Both Johnson and Stein missed the cut for the first presidential debate, failing to reach the arbitrarily designated 15-percent polling average in surveys approved by the CPD. Nevertheless, Johnson and his running mate, former Massachusetts Gov. Bill Weld are on the ballot in 50 states and D.C. Stein and her running mate, human-rights activist Ajamu Baraka, are on the ballot in 45 states (including D.C.) and are qualified for write-in status in another three states.

The League of Women Voters of Delaware, in conjunction with the American Association of University Women and Delaware State University, is sponsoring a Candidates Night debate on the evening of Oct. 26. Libertarian and Green Party candidates for representative in Congress and governor of Delaware appear on the Delaware ballot and have been invited to participate in the forum alongside their Republican and Democratic opponents.

In a Candidates Night co-sponsored by the League of Women Voters of Kent County AAUW, Dover Chapter, and Modern Maturity Center on Oct. 19, a Green Party candidate for state representative, 29th District, who appears on the ballot, has been invited to debate her Republican and Democratic opponents.

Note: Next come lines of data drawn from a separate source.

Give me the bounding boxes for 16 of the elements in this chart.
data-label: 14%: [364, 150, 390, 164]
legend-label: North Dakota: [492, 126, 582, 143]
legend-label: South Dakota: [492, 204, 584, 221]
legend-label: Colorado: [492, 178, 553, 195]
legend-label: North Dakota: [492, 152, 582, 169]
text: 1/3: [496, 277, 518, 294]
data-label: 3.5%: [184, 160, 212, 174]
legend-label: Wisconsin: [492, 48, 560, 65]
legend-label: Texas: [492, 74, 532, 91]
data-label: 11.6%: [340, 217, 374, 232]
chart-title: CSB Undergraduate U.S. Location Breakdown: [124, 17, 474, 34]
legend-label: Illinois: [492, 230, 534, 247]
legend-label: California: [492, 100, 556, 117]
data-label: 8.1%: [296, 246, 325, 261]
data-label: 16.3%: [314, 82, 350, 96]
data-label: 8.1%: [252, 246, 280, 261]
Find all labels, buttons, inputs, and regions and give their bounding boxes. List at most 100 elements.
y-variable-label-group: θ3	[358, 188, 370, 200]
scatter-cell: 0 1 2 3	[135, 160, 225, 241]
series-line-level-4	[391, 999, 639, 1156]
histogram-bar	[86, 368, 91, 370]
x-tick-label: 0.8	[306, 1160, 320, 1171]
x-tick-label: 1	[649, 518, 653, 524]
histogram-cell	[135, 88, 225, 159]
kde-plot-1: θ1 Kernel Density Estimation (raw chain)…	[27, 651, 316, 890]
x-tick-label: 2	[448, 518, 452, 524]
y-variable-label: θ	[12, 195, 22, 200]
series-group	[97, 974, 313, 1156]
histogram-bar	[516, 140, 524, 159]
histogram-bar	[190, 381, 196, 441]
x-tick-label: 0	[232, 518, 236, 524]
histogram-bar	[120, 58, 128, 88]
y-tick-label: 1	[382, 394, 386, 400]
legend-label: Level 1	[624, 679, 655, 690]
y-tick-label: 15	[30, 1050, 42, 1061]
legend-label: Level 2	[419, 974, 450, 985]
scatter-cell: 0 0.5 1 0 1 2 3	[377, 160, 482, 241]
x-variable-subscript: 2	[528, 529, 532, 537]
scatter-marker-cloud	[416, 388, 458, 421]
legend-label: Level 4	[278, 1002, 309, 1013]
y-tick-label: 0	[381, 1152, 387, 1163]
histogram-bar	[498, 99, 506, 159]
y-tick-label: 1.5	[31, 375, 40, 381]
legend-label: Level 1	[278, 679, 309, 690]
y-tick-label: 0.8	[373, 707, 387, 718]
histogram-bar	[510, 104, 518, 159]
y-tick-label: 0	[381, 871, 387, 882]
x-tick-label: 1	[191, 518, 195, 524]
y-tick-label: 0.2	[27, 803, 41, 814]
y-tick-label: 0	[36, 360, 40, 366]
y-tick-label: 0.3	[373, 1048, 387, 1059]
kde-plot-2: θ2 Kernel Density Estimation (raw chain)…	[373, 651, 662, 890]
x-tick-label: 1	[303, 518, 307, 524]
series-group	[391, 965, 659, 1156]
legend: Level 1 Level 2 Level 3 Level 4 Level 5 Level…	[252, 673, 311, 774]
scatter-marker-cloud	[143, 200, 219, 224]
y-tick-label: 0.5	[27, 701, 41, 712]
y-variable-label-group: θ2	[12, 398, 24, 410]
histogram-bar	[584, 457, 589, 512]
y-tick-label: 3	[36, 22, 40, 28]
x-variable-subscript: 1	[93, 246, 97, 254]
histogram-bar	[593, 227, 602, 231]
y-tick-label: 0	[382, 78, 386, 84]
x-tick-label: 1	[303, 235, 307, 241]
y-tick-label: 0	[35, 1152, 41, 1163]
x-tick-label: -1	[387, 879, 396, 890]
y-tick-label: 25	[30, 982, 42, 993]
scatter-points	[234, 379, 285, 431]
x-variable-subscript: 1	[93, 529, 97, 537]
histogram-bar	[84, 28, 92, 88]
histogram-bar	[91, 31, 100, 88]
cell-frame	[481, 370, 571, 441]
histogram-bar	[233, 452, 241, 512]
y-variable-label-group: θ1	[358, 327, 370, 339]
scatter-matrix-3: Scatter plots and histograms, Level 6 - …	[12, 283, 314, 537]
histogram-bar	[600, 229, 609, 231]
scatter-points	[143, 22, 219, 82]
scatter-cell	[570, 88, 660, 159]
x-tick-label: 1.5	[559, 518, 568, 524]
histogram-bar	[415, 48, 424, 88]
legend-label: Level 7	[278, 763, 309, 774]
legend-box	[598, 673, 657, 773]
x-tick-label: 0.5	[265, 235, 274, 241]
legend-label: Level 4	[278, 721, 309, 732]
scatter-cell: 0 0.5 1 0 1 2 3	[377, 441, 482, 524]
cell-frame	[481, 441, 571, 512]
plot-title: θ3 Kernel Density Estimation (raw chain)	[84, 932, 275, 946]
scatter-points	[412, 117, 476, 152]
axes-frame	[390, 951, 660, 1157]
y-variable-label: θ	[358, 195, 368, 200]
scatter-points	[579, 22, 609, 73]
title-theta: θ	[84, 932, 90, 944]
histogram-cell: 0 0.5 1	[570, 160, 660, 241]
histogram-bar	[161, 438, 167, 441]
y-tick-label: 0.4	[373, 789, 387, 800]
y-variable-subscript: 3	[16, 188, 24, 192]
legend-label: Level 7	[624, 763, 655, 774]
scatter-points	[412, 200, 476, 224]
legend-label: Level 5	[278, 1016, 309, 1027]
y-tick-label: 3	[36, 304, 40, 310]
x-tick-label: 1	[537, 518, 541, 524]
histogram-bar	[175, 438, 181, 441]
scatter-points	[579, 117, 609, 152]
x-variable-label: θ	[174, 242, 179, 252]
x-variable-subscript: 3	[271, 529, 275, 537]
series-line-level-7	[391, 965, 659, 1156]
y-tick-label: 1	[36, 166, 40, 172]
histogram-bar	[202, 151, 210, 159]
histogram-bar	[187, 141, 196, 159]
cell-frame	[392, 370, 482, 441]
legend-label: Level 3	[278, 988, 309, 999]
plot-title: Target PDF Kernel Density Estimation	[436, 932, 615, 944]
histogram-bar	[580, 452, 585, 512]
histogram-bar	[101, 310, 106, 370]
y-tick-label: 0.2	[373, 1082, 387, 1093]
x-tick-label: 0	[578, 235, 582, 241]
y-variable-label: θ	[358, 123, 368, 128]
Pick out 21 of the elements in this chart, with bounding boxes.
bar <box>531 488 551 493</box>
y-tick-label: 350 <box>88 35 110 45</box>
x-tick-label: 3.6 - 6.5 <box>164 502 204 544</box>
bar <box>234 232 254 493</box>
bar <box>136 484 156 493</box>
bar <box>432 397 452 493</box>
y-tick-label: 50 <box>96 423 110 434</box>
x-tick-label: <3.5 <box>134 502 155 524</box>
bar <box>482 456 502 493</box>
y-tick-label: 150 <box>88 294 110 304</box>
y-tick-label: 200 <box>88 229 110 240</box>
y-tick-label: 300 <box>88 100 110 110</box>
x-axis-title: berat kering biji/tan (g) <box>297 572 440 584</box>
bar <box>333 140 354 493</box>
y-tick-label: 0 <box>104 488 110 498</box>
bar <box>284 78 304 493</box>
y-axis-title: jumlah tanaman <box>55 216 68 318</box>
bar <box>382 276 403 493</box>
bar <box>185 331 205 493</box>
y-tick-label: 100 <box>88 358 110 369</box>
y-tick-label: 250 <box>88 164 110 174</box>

Thomas Jefferson has been quoted as saying, “An informed citizenry is at the heart of a dynamic democracy.” In order for citizens to be informed, they must have the opportunity to educate themselves on all options available to them.

Denying ANY qualified candidate the opportunity to present her or his views to the voting public diminishes not only democracy’s vitality, but also, its legitimacy. The League of Women Voters will continue to work to expand participation in the political process at all levels. We hope Mr. McVay will join us.